Do any other species practise dental care?
Hi, my name's Kwesi and I'm from London.
My question is, are we the only species which practises dental care?
I don't imagine other species brush their teeth, though I'm bracing myself to be proven wrong. yet in the many documentaries I watch, the animals, particularly felines and canines seem to have perfectly clean gnashers. Are we humans missing a trick? Or is it our complex diet that necessitates stripey toothpaste?
Thanks very much, love the show!
Hannah - So, with the exception of some species that have built up special relationships with other animals to help clean their teeth for them, humans are virtually the only ones that practice personal dental hygiene. Now, why is that? With the answer.
David W. - Hi, my name is David Williams. I work at the Cambridge Vet School.
Wild animals don't by and large get tooth decay and they don't need to brush their teeth at all. You might ask why on Earth don't they get tooth decay. Well, you might think it's because their food is less mushy than the sort of stuff we give to domesticated dogs and cats. They do get a lot of tooth problems. After all, pet owners give their cats and dogs dentastis and other similar hard items to chew on to try and reduce the tartar, and the tooth decay.
But look at wild otters. They eat soft fish and slippery eels. They're hardly going to crack off tartar, are they? But they don't get any dental hygiene problems at all. So, if the hard texture of the food isn't the thing preventing tooth decay, what is? The difference is probably related to the amount of carbohydrate in the diet - pet's diets, wild animals' diets, and our diets as well. Carbohydrates that's the sugars and starches provide a ready food source of bacteria in the mouth. They have weird names like proteobacteria and firmicutes and fusobacteria. If there's sugar in the mouth, then they can grow more and more, and give dental decay. Of course, all these fits with what dentists tell us about our teeth, doesn't it? Sugary drinks and sweets increase our risk of dental decay. So maybe, we should be like the wild animals and try and cut down on our sugar and carbohydrate intake.
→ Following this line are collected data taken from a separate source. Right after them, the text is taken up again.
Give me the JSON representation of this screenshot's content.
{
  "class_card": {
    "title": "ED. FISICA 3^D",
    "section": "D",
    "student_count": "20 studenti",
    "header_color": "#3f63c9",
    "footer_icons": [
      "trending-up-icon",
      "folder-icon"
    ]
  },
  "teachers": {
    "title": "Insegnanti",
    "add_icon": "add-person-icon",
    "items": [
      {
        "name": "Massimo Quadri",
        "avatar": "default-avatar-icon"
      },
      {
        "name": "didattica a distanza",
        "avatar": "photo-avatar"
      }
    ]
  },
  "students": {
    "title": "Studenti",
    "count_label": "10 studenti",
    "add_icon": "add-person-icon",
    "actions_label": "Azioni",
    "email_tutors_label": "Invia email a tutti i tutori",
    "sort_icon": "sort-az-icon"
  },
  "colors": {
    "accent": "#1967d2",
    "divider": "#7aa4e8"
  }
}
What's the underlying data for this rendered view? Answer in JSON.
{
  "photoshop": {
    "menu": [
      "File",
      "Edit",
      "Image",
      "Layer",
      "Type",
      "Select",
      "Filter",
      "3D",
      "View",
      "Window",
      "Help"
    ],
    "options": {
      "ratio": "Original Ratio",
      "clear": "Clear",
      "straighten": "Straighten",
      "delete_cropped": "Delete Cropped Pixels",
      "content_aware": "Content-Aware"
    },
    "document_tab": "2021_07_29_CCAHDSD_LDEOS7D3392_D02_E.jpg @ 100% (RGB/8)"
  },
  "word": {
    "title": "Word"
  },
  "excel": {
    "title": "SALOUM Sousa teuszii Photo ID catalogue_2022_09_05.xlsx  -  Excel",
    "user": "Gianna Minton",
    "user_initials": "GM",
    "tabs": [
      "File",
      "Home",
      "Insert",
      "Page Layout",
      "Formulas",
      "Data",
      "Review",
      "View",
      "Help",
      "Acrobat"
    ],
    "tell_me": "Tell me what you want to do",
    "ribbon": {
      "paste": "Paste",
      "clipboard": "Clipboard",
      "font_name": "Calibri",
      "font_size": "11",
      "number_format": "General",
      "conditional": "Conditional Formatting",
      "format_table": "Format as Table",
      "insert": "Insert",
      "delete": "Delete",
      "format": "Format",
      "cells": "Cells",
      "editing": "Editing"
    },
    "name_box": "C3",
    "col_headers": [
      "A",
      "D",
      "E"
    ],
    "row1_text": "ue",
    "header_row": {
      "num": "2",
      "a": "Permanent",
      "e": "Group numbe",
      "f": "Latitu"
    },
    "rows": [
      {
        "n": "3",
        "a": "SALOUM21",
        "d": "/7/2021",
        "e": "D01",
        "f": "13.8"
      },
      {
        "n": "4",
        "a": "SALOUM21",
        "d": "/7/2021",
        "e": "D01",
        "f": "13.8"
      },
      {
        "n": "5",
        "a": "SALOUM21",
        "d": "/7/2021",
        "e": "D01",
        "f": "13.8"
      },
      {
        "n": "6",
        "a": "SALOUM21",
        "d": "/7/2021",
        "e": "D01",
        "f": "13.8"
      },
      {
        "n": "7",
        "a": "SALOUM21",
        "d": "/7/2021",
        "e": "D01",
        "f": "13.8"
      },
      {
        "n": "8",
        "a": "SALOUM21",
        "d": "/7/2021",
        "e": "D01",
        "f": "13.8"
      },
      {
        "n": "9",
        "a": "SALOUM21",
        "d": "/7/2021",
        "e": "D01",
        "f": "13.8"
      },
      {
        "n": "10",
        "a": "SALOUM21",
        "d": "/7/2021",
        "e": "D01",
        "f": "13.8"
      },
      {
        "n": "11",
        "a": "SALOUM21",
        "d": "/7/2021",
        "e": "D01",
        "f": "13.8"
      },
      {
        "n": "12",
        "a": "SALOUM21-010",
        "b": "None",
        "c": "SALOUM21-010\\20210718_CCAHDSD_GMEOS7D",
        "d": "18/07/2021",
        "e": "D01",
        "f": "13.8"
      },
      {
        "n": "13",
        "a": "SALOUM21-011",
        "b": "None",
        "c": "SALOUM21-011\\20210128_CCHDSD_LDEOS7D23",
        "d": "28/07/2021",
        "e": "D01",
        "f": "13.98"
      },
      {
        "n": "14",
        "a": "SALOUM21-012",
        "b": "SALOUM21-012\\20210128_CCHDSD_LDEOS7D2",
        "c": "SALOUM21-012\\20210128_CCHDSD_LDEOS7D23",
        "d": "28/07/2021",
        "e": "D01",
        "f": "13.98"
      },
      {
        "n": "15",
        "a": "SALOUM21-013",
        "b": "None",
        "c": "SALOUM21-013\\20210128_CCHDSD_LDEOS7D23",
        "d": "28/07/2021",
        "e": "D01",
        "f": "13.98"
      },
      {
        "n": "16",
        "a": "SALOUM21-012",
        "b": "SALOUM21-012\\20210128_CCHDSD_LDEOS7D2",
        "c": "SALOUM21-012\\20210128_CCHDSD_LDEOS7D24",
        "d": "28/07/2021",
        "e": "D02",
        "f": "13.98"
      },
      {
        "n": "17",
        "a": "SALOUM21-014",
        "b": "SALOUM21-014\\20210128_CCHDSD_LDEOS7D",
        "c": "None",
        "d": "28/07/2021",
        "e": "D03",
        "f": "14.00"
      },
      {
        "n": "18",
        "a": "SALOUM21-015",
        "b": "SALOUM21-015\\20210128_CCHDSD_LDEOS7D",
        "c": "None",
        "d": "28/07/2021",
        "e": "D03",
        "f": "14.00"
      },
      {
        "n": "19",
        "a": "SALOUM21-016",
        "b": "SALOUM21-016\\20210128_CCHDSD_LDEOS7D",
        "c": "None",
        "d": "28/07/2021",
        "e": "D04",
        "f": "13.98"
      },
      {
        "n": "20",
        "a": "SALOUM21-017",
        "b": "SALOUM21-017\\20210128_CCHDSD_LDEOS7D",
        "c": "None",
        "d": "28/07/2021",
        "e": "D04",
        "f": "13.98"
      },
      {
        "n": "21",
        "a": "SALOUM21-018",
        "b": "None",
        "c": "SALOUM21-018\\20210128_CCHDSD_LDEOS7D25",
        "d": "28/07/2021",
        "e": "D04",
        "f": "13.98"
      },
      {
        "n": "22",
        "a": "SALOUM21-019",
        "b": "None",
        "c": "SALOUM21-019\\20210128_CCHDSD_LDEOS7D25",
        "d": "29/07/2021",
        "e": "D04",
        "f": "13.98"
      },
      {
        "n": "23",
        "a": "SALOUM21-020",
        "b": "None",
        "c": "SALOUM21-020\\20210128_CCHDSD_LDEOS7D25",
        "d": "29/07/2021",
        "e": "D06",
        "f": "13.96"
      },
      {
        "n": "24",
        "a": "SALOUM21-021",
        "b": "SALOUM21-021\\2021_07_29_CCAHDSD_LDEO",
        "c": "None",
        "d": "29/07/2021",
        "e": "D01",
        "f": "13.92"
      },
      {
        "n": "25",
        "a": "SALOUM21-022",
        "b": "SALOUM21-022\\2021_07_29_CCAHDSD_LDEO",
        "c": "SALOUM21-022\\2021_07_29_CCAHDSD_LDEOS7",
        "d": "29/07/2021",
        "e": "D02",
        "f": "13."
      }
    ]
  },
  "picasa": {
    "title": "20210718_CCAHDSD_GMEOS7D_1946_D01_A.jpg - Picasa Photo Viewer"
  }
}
Hannah - Thanks, David for that and crocodiles, already heavy protein eaters, are an example of taking their giant gnasher hygiene one step further, snapping up a loving relationship with the Egyptian crocodile bird. After eating their full, the crocodile will go off for a little snooze, relax open its jaw, and allow the plover bird to act as its personal dental hygienist, vacuuming up the scraps that are left in crocodile snappers. Everyone is a winner. The plover bird well fed and the croc keeps its winning smile.